Rutin untuk memilih eps dan minPts untuk DBSCAN


13

DBSCAN adalah algoritma pengelompokan yang paling banyak dikutip menurut beberapa literatur dan dapat menemukan bentuk cluster berdasarkan kepadatan. Ini memiliki dua parameter eps (sebagai radius lingkungan) dan minPts (sebagai tetangga minimum untuk mempertimbangkan titik sebagai titik inti) yang saya percaya sangat tergantung pada mereka.

Apakah ada metode rutin atau umum digunakan untuk memilih parameter ini?


1
Perhatikan bahwa ada pertanyaan serupa tentang Stack Overflow : Memilih eps dan minpts untuk DBSCAN (R)?
gung - Reinstate Monica

Jawaban:


11

Ada banyak publikasi yang mengusulkan metode untuk memilih parameter ini.

Yang paling penting adalah OPTICS, variasi DBSCAN yang menghilangkan parameter epsilon; itu menghasilkan hasil hierarkis yang secara kasar dapat dilihat sebagai "menjalankan DBSCAN dengan setiap epsilon yang mungkin".
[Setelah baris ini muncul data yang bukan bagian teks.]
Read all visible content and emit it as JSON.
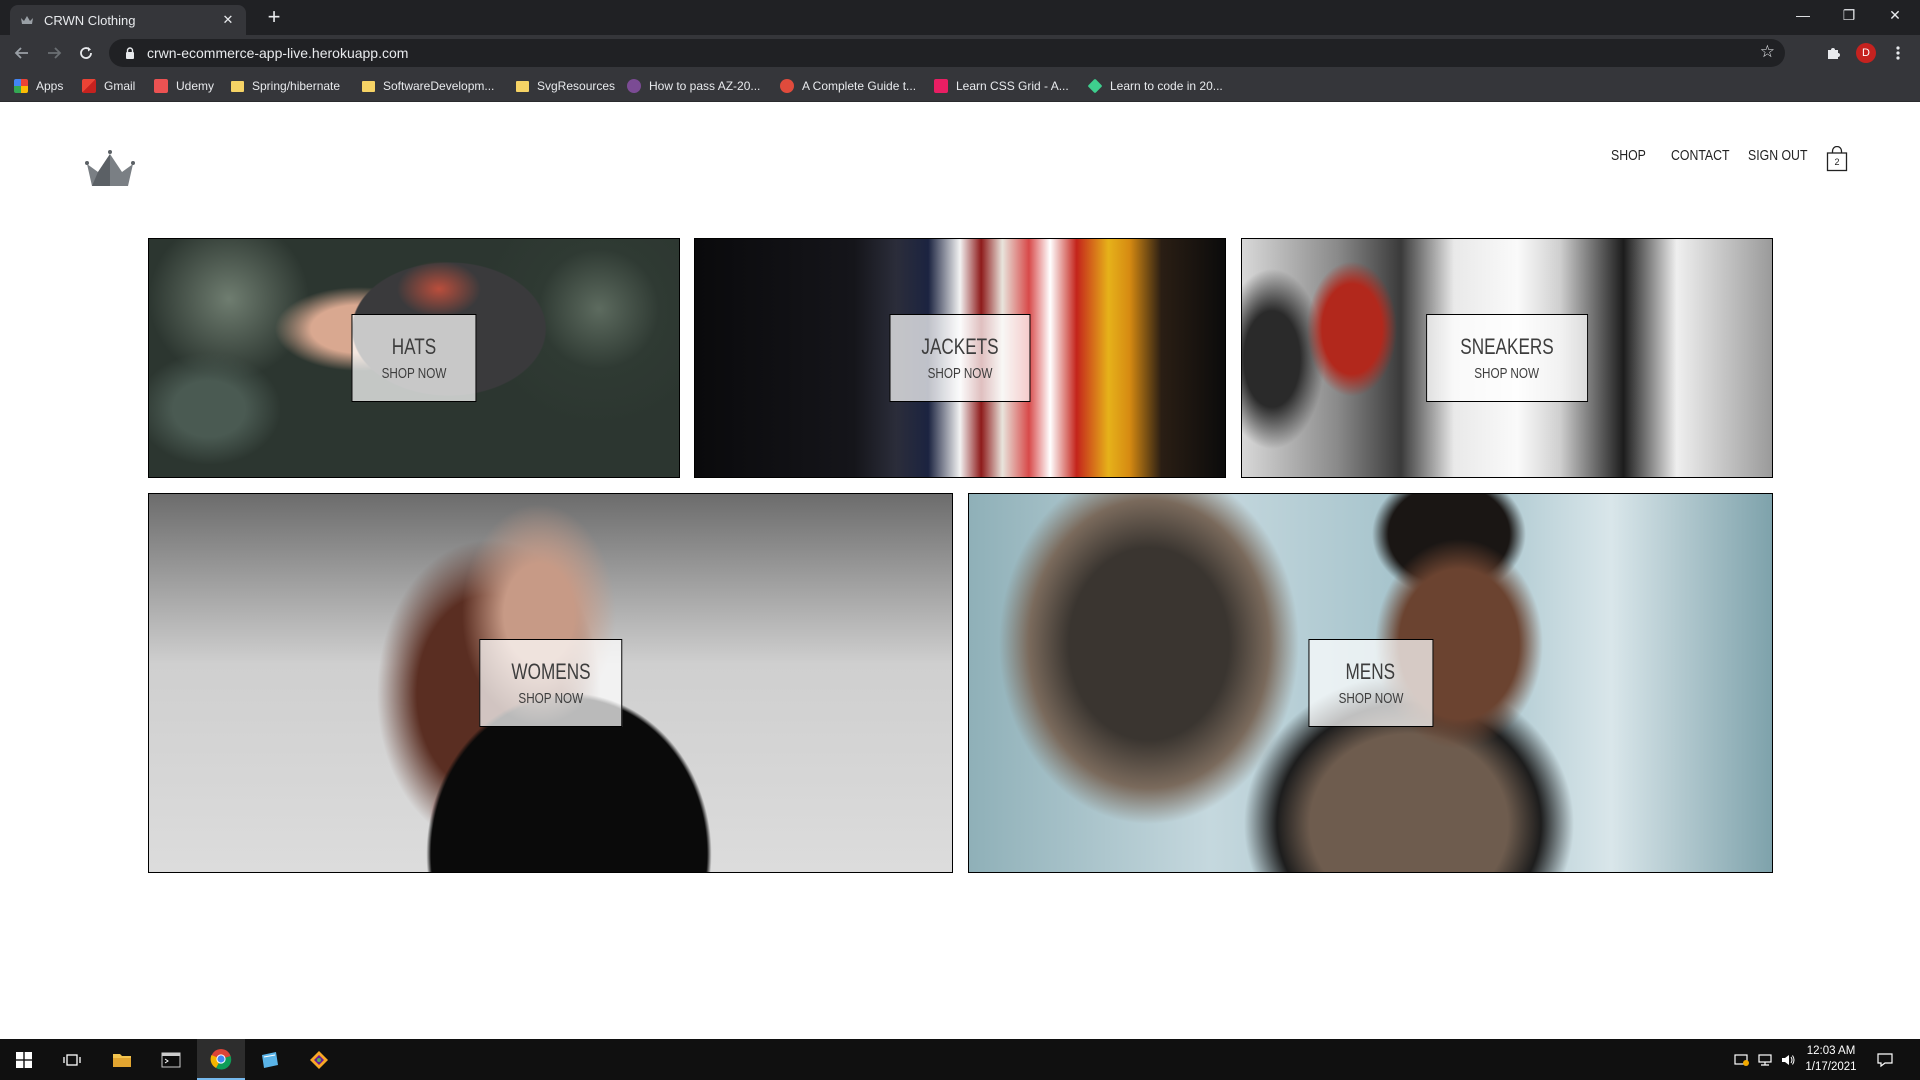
{
  "browser": {
    "tab_title": "CRWN Clothing",
    "tab_close": "✕",
    "new_tab": "+",
    "url": "crwn-ecommerce-app-live.herokuapp.com",
    "profile_initial": "D",
    "window_controls": {
      "minimize": "—",
      "restore": "❐",
      "close": "✕"
    },
    "bookmarks": [
      {
        "label": "Apps",
        "icon": "apps-grid-icon"
      },
      {
        "label": "Gmail",
        "icon": "gmail-icon"
      },
      {
        "label": "Udemy",
        "icon": "udemy-icon"
      },
      {
        "label": "Spring/hibernate",
        "icon": "folder-icon"
      },
      {
        "label": "SoftwareDevelopm...",
        "icon": "folder-icon"
      },
      {
        "label": "SvgResources",
        "icon": "folder-icon"
      },
      {
        "label": "How to pass AZ-20...",
        "icon": "site-icon"
      },
      {
        "label": "A Complete Guide t...",
        "icon": "site-icon"
      },
      {
        "label": "Learn CSS Grid - A...",
        "icon": "site-icon"
      },
      {
        "label": "Learn to code in 20...",
        "icon": "site-icon"
      }
    ]
  },
  "header": {
    "nav": {
      "shop": "SHOP",
      "contact": "CONTACT",
      "sign_out": "SIGN OUT"
    },
    "cart_count": "2"
  },
  "directory": [
    {
      "title": "HATS",
      "subtitle": "SHOP NOW"
    },
    {
      "title": "JACKETS",
      "subtitle": "SHOP NOW"
    },
    {
      "title": "SNEAKERS",
      "subtitle": "SHOP NOW"
    },
    {
      "title": "WOMENS",
      "subtitle": "SHOP NOW"
    },
    {
      "title": "MENS",
      "subtitle": "SHOP NOW"
    }
  ],
  "taskbar": {
    "time": "12:03 AM",
    "date": "1/17/2021"
  },
  "colors": {
    "accent_taskbar": "#76b9ed",
    "browser_dark": "#202124",
    "browser_toolbar": "#35363a"
  }
}
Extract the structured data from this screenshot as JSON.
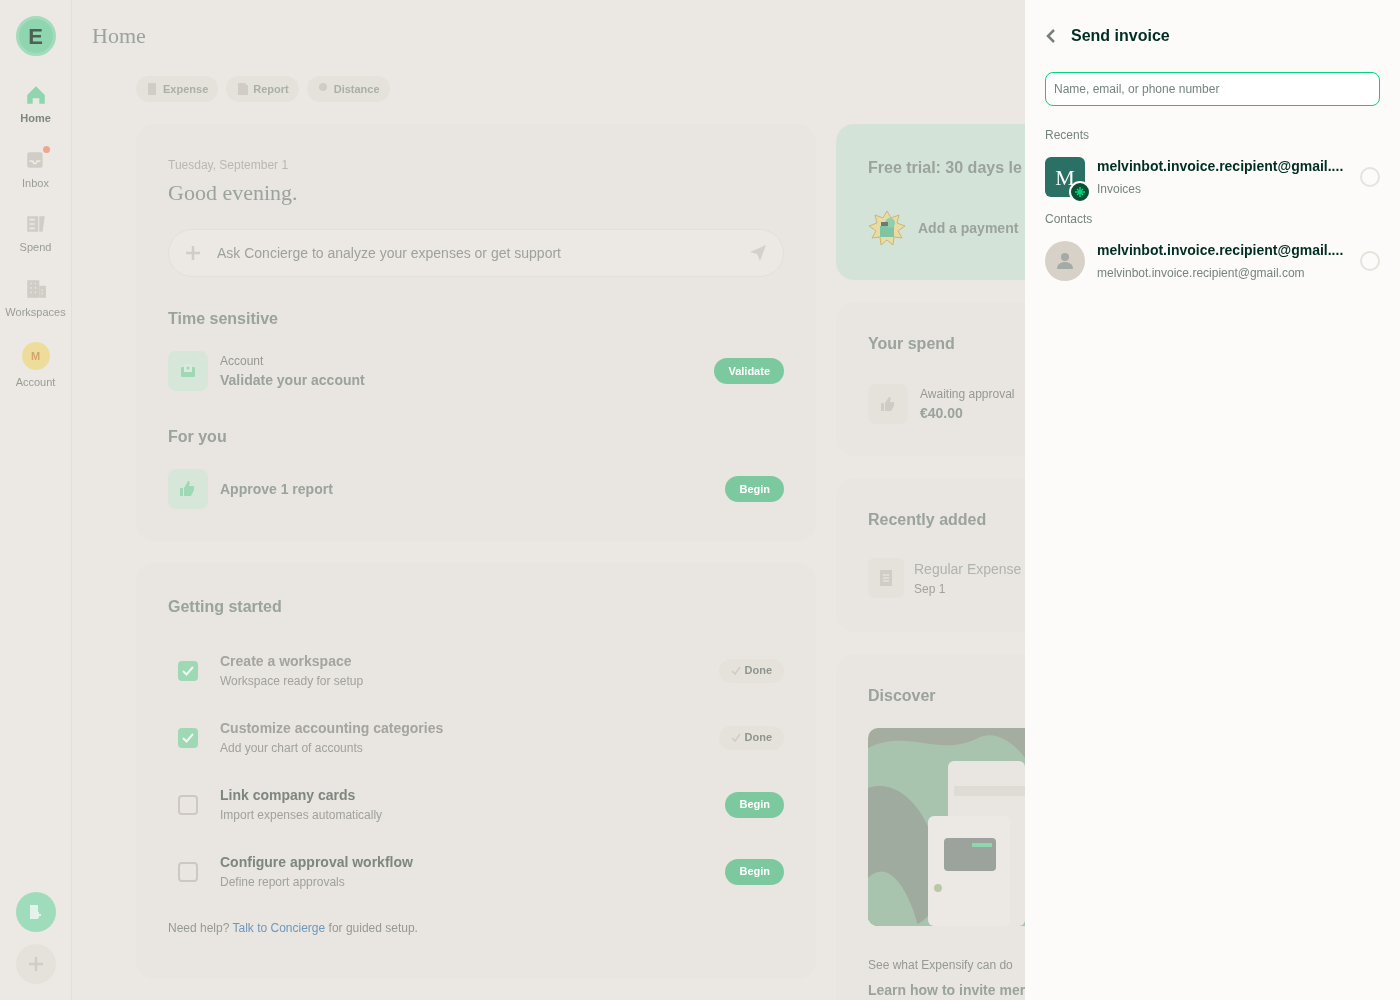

Untuk minPts, saya sarankan untuk tidak mengandalkan metode otomatis, tetapi pada pengetahuan domain Anda .

Algoritma pengelompokan yang baik memiliki parameter, yang memungkinkan Anda untuk menyesuaikannya dengan kebutuhan Anda.

Parameter yang Anda abaikan adalah fungsi jarak. Hal pertama yang harus dilakukan untuk DBSCAN adalah menemukan fungsi jarak yang baik untuk aplikasi Anda . Jangan mengandalkan jarak Euclidean menjadi yang terbaik untuk setiap aplikasi!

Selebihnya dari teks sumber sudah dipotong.